Does the new module talk to the database only through the approved access layer, or did the assistant open a raw connection because that was the most probable next token? Does the API handler enforce the authorization boundary, or did it return data because the prompt did not happen to mention authorization? These are not questions about output values. They are questions about whether the engineering matches the intended architecture.

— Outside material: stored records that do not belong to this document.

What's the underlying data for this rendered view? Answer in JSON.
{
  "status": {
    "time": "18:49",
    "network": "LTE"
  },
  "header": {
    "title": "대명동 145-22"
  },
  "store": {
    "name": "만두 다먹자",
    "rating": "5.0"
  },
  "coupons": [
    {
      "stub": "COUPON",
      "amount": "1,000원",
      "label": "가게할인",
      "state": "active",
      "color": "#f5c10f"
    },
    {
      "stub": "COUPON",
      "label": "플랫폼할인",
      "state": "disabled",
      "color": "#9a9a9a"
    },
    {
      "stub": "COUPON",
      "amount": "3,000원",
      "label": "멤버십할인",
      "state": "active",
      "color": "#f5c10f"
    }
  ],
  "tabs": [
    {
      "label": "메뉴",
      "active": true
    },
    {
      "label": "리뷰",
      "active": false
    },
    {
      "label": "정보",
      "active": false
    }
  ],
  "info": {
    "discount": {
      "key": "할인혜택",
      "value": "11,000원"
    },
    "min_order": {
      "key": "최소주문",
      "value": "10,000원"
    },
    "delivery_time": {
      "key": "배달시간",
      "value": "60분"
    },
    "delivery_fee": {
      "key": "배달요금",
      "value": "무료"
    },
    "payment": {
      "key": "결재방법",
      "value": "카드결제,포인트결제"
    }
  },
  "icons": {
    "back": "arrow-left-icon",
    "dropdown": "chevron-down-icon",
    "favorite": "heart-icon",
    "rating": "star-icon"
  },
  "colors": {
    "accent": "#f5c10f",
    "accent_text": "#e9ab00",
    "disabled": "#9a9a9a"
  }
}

Sebastian Martinez Torregrosa

This reframing matters because it gives AI-generated code a verification surface that scales. You cannot eyeball ten thousand lines of machine-written code per day. You can write executable rules that say what the system must never do, and run every generated change against them. The tests encode the senior engineer's judgment so the judgment does not have to be present for every commit.

Why this lands now

The timing is not accidental. Adoption of AI coding assistants has moved past novelty into daily workflow for a large share of working developers, and the volume of generated code is now high enough that informal review cannot keep up. Organizations that bolted these tools onto existing processes are discovering that velocity without structure produces technical debt faster than any team in history could have managed by hand.

The broader pattern here is familiar to anyone who watched earlier waves of automation. A new tool removes a constraint, output explodes, and then the discipline that the old constraint quietly enforced has to be rebuilt deliberately. Compilers did not eliminate the need for design. Continuous integration did not eliminate the need for tests. AI code generation does not eliminate the need to define what you are building. It makes that definition more urgent, because the speed of generation outruns the speed of human comprehension.

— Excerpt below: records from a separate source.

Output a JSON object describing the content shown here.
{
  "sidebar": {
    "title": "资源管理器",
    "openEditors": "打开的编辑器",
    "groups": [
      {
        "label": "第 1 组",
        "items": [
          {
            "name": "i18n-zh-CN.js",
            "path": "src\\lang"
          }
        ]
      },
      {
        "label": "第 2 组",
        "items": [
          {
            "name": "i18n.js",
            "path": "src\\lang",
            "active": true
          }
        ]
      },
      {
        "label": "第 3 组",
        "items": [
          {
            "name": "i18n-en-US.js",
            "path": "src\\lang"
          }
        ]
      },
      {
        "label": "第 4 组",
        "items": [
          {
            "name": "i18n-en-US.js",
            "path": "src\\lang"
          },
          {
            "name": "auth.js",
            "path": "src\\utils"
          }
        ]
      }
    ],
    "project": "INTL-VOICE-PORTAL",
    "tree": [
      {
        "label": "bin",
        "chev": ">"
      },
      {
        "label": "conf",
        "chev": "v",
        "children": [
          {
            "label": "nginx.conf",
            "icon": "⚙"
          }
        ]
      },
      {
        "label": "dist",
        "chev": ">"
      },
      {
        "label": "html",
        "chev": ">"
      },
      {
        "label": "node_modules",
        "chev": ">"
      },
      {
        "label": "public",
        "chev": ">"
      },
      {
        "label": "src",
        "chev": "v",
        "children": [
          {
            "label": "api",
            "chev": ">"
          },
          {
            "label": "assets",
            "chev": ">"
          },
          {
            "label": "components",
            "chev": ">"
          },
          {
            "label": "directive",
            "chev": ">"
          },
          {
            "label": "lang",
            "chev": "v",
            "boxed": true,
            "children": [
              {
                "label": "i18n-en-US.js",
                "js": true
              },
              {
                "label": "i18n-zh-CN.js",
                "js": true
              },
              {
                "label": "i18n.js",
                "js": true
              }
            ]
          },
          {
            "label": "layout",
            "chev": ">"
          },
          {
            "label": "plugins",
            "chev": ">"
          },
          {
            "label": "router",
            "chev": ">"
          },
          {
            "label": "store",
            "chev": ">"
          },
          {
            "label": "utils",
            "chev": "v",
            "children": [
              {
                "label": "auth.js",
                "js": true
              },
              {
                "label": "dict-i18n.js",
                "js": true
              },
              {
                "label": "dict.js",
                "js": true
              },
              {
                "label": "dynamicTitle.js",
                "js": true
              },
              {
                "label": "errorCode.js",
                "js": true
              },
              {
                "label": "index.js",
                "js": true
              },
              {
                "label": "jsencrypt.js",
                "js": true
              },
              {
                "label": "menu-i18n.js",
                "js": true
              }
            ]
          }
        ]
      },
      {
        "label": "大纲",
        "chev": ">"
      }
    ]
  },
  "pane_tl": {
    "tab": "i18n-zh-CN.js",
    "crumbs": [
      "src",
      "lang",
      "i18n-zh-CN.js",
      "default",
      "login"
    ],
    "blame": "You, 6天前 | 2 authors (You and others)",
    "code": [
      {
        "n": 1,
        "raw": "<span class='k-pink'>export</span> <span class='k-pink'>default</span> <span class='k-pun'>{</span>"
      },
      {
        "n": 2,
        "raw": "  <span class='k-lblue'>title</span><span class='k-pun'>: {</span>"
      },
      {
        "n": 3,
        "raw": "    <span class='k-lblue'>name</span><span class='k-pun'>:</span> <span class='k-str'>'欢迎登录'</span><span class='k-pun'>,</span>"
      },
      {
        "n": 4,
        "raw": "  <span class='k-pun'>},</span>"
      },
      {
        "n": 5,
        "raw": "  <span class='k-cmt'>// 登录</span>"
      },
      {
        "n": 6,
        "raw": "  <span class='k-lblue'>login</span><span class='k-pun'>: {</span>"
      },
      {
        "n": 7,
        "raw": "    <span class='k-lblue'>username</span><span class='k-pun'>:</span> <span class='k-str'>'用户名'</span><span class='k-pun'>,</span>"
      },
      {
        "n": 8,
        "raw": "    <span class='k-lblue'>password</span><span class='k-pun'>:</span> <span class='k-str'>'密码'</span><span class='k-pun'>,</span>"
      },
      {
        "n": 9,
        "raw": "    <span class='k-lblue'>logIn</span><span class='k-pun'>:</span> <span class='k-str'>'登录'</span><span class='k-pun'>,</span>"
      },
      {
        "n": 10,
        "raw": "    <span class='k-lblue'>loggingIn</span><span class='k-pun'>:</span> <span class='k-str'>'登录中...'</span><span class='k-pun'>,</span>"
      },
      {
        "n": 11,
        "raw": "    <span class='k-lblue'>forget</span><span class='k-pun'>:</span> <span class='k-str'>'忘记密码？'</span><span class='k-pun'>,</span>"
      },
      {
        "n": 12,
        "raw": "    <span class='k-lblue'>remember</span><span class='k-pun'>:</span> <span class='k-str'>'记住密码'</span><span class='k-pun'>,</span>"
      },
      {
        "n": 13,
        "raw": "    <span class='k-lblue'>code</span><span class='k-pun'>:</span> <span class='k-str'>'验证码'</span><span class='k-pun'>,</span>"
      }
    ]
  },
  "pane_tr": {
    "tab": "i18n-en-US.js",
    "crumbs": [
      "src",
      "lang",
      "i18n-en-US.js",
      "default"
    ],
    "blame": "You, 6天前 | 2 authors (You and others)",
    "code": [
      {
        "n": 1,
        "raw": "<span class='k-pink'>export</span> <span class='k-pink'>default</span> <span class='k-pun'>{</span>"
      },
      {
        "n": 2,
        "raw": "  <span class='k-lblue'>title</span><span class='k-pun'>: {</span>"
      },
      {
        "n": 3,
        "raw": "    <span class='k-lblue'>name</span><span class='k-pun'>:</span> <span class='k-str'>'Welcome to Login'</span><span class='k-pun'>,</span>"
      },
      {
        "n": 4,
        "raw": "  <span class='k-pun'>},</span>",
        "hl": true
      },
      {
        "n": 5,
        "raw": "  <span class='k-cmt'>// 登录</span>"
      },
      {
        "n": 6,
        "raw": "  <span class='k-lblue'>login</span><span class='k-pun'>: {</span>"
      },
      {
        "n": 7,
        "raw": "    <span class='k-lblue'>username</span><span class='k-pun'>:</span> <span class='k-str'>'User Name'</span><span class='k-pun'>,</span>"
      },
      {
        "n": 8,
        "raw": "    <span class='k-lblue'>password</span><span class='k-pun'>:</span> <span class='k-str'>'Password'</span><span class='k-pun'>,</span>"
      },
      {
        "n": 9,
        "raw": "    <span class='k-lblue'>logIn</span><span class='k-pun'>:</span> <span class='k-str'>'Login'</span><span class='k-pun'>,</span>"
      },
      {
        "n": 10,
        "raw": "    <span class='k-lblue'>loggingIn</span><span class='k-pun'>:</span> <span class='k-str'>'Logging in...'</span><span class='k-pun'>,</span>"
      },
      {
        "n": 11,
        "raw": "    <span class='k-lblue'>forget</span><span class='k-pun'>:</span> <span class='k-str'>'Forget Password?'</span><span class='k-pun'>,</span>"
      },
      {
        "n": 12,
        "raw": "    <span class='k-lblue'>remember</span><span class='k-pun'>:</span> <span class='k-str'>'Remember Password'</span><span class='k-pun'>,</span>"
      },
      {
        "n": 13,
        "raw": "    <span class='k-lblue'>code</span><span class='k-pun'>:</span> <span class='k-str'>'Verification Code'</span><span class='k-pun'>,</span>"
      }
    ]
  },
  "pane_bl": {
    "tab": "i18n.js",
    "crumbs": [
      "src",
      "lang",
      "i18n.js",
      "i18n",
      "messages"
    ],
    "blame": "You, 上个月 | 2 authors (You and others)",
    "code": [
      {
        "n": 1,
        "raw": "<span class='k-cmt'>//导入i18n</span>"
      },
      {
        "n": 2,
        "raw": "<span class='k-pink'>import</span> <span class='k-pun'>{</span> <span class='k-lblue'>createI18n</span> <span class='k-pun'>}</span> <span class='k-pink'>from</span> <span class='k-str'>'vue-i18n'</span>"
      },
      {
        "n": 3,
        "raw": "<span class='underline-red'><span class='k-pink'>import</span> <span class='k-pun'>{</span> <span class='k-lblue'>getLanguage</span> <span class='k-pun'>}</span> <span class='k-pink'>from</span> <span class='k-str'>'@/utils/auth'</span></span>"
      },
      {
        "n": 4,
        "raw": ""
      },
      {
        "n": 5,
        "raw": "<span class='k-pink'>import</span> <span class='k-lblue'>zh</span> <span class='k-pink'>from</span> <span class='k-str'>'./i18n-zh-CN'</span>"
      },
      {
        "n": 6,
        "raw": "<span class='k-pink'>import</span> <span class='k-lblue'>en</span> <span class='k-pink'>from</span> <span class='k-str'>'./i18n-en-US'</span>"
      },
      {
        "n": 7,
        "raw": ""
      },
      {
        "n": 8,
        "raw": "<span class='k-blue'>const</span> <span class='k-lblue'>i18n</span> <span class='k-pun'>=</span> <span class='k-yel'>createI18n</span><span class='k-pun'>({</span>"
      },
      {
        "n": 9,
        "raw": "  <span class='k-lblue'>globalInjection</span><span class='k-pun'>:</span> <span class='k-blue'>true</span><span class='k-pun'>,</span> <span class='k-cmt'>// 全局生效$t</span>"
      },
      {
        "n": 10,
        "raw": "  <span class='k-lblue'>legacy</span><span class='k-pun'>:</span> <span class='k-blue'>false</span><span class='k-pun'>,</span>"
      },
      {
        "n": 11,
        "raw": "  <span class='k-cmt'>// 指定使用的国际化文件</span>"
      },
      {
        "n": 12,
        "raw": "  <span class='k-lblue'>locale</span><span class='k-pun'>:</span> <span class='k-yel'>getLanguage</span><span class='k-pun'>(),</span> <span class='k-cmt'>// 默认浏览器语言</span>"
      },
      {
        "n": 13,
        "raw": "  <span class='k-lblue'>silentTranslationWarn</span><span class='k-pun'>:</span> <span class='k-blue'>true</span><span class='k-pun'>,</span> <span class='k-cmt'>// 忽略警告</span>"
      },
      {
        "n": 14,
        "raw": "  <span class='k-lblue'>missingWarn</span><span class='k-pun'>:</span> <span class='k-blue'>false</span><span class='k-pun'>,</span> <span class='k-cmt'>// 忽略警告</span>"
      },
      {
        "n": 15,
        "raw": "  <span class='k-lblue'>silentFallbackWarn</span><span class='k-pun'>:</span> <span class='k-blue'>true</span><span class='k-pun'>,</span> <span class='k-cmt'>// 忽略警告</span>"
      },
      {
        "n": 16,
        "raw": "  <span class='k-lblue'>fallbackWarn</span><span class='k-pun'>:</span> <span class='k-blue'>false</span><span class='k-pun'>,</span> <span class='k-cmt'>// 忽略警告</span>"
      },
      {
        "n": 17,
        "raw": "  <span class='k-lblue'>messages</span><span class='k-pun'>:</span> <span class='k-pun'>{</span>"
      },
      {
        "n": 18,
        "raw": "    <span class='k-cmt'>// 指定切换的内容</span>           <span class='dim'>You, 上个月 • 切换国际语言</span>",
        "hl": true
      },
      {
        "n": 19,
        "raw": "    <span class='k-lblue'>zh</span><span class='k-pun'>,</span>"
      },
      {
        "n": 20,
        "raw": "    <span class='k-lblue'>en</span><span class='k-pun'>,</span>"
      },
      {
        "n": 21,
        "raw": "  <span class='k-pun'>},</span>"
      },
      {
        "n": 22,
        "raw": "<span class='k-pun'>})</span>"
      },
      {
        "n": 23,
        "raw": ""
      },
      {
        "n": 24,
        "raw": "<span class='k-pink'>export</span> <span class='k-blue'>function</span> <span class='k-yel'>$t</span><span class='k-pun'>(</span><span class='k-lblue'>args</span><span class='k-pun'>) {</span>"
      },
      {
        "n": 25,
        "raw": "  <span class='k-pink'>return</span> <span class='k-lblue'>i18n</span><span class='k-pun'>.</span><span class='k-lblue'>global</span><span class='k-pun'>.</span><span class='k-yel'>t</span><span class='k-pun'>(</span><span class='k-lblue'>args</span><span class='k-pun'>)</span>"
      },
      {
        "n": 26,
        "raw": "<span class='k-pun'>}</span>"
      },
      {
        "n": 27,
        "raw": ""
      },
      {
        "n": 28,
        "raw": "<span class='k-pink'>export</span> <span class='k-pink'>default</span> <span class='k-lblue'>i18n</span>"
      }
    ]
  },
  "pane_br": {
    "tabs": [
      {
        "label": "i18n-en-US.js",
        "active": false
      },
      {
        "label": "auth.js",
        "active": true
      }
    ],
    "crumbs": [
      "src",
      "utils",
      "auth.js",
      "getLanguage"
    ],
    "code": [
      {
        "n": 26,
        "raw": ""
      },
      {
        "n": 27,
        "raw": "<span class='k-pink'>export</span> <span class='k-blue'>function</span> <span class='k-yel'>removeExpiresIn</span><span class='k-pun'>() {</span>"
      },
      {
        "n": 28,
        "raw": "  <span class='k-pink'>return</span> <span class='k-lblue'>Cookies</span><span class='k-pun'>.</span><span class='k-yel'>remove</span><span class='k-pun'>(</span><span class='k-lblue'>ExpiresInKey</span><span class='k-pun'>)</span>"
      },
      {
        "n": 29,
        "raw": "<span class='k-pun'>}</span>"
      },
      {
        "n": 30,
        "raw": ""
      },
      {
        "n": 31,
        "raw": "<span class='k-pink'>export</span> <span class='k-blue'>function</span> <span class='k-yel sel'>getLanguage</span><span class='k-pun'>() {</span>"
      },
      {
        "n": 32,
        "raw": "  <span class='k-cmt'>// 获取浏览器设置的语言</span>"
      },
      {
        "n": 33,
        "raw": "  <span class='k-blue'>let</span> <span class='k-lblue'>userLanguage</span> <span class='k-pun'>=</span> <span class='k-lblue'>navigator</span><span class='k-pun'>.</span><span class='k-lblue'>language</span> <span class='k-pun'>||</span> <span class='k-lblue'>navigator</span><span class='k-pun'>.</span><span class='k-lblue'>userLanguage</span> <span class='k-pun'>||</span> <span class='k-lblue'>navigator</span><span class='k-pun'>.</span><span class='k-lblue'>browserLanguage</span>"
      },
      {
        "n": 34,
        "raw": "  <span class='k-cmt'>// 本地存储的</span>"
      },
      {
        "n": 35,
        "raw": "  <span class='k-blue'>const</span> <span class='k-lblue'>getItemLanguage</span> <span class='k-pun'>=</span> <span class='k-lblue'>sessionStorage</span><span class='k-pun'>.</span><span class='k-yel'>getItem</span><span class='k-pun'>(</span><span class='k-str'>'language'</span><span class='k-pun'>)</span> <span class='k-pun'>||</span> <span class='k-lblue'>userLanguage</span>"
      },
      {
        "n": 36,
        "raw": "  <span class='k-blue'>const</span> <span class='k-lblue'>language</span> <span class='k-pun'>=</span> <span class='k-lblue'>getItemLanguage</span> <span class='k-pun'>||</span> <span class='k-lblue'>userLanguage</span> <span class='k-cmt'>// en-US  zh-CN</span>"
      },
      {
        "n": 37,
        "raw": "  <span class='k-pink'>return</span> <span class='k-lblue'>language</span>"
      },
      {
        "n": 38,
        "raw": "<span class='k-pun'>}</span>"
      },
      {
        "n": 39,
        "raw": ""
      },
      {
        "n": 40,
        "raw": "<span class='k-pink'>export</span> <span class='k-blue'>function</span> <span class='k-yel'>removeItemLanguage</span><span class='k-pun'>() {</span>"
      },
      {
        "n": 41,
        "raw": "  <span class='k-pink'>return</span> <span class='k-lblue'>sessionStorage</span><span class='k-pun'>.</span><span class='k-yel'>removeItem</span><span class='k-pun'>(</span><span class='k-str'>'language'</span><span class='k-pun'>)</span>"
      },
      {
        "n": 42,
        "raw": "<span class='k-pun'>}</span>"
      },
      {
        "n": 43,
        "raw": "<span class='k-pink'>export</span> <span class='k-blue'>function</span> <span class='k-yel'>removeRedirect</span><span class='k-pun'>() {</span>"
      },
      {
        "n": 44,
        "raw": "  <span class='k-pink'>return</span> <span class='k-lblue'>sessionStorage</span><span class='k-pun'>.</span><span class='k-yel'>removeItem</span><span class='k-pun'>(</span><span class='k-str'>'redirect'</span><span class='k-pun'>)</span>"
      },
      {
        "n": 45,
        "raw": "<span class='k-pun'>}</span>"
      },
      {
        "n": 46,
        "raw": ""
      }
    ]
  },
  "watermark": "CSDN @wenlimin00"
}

There is a skeptical reading worth holding onto. System definition is more work upfront, and the entire pitch of AI coding has been that it removes upfront work. Teams chasing the demo-grade speedup will resist writing contracts and definition tests precisely because it feels like friction the tool was supposed to delete. The argument only wins if the cost of undefined systems becomes visible enough to hurt, and for many teams that bill arrives quietly, as slowed-down feature work and rising incident rates that no one attributes to the real cause.

What Martinez Torregrosa is really proposing is that software engineering, the actual discipline rather than the act of typing code, becomes more valuable as code generation gets cheaper. When producing a plausible implementation costs almost nothing, the scarce skill is knowing what the system should be and being able to check that the machine built that and not something that merely runs. The definition is the work now. The code was always the easy part.

For teams trying this in practice, the starting point is modest: pick the contracts that already cause the most pain when violated, write them down as executable checks, and run AI-generated changes against them before review. The definition does not have to be complete to be useful. It has to be enforced.